Robert Lindsay was a convincing Shakespeare in an atmospheric, thoughtful play that could only have been done on radio, taking us inside the playwright’s head, its drama not in those costumes but in the words themselves and the images they conjured.

Words and how we use them sometimes carelessly are the key to Dominic Lawson’s series Why I Changed My Mind (Radio 4, Sunday). It’s such a simple but effective premise to interview key figures who have found themselves beset by controversy because of how they have changed their stance, their thinking, and to ask them why. The focus intensifies the conversation, charges it with added meaning. In this first programme of the new series Lawson, a former editor of this magazine, talked to Trevor Phillips, former chair of what was called the Commission for Racial Equality (and now the Equality and Human Rights Commission). When he took that job, Phillips told us, he wanted to work towards a society that recognised difference and accepted diversity. He believed in ‘multiculturalism’ as a way of ensuring that he could be accepted for what he was and not singled out by it (he was born in London but grew up in what was British Guiana, before settling in London, aged 17). Now, though, he has turned against such cultural sensitivity. On the contrary he says it is important ‘to establish a core of Britishness’.
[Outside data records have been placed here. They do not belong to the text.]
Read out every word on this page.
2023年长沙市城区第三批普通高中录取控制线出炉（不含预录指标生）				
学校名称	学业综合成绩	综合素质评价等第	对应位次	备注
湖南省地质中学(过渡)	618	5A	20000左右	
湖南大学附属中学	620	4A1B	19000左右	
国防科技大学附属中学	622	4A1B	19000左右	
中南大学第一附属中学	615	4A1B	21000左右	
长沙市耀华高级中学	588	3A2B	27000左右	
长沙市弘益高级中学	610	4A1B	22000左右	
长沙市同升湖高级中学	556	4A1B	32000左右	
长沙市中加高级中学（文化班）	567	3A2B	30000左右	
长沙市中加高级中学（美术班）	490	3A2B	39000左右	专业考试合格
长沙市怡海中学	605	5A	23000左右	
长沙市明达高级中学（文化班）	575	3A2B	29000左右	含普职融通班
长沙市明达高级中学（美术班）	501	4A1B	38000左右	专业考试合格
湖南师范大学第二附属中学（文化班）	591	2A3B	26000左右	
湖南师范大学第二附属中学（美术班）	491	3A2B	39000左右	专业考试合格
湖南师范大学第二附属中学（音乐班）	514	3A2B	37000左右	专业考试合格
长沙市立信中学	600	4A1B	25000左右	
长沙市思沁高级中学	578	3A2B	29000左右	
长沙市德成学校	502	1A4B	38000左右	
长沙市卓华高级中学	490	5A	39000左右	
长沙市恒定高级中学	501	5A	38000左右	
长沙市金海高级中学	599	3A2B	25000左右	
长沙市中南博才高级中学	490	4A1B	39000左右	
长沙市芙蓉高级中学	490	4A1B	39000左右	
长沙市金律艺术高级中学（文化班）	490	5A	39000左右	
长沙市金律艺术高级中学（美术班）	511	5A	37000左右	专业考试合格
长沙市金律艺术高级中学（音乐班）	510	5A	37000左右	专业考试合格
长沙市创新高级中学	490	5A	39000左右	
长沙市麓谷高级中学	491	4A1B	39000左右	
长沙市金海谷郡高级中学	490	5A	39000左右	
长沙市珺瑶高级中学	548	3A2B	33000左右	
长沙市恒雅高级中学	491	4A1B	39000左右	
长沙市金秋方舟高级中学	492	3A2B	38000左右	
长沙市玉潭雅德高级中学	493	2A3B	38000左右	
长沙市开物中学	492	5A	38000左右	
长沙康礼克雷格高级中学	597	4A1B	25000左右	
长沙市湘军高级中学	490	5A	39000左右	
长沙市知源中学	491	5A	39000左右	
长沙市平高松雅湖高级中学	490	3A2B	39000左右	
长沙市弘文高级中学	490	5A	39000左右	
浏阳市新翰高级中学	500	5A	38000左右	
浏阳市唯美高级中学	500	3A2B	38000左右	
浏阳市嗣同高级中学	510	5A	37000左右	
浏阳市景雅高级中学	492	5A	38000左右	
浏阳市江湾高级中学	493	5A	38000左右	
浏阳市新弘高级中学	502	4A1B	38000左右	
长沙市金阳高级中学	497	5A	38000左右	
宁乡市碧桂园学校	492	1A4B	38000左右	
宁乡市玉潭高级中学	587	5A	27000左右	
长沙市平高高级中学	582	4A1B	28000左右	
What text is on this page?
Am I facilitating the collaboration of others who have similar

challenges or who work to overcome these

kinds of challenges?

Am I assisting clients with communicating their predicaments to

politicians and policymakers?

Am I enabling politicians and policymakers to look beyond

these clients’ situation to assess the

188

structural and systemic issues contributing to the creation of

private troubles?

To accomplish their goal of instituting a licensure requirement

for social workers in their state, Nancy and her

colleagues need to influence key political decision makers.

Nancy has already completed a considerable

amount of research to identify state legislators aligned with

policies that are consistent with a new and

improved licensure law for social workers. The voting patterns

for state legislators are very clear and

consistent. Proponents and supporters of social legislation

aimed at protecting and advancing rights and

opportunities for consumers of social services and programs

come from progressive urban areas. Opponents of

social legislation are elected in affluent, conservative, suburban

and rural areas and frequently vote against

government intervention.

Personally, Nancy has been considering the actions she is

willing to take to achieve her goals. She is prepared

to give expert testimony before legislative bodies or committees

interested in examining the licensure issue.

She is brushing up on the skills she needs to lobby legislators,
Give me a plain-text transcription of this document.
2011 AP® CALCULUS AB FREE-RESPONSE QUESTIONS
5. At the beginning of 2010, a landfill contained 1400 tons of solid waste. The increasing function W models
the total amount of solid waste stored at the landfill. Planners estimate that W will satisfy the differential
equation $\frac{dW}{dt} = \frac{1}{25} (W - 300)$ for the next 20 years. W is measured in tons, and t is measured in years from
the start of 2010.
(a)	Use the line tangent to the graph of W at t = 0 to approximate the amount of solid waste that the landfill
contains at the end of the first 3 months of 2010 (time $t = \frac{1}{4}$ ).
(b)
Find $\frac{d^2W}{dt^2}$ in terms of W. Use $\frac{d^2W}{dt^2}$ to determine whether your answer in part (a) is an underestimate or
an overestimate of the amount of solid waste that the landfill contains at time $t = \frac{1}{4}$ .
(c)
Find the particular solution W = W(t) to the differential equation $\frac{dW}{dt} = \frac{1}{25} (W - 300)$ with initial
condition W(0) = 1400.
Why?, asked Lawson. At which point Phillips became very emotional, his voice tearing up as he recalled the Victoria Climbié case, in which a young girl was viciously tortured and then killed by her guardians who thought she was ‘possessed by spirits’. She grew up close to where he lived, he told us; went to church on the same road as his church. Phillips agreed at the time with those in authority who decided not to investigate. Now he believes this was ‘a form of racism’, quoting also the cases at Rotherham and Rochdale where he says, ‘People turned a blind eye to what was going on because it’s the Asians.’ He left the debate wide open, the right words still to be found.